Over the New Year of 1925 Hilda became convinced she was pregnant and a quiet wedding was arranged at the parish church of distant Wangford in Suffolk, where Hilda had served as a Great War landgirl. Only a few family attended, returning to London soon after the ceremony and leaving Stanley and Hilda to make their way to their digs at Mrs Lambert’s cottage to celebrate their honeymoon. He described his feelings on that walk in a moving reminiscence [printed in full in Andrew Glew’s Stanley Spencer, Letters and Writings] ….at last we were alone. I can feel the gravel and tarmac under my feet now….We did not hurry but listened to ourselves loving. We stood singly about like things set adrift. How lovely it was. In our apparently aimless standing about we loved and mentally hugged each other. I could have sat on that low garden wall off Hill St for ever….

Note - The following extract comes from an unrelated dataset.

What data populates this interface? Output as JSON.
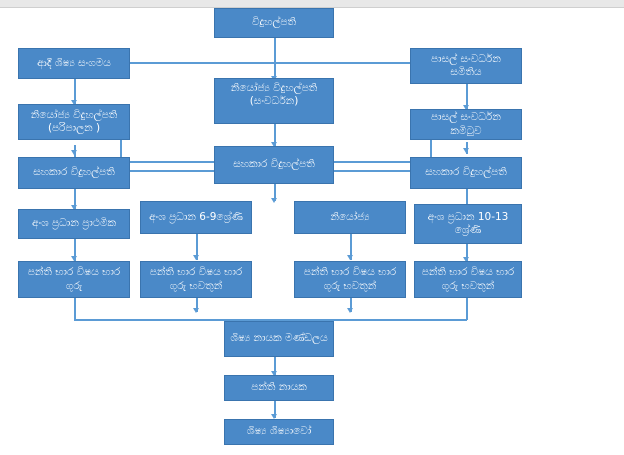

The marriage was to prove crucial in Stanley’s emotional and artistic journey, although
its immediate impact was to compel a reappraisal of the content of The Cookham Resurrection which he had planned in his pre-nuptial state. His mastery of the resulting compositional problems ended for ever his doubts about marriage and of its 'peril' as a disturber of the peace.
After Hilda's death in 1950, Stanley again celebrated the impact of these marriage-feelings, this time in a series of paintings he called The Marriage at Cana. In them he honoured the up-in-heaven perfection of love through marriage by recalling joyous down-to-earth moments ('epiphanies') of their life together. In an introductory painting in the series, Bride and Bridegroom, he shows them preparing to sit at a symbolic wedding breakfast. Hilda is wearing the wedding dress she prepared in earlier years, but in fact did not wear at the actual ceremony. The wedding cake stands temptingly on the table in front of them, but the room is still being prepared and there are no guests as yet. The detail suggests that Stanley is alluding to their pre-marriage lovemaking as having pre-empted the formal event. Equally intriguingly a small bridesmaid, not present in the initial drawing, peeps in from one edge of the painting, perhaps an afterthought indicating an embryonic attendant at the occasion to suggest Hilda may have been pregnant at the time.

Stanley and Hilda could never afterwards decide whether she had been pregnant or not, and according to Patricia Preece endlessly worried the question. But interesting though
it was to them in their down-to-earth life, Stanley's art tells us that it was no longer of any creative consequence for him. The miracle of love had overtaken it.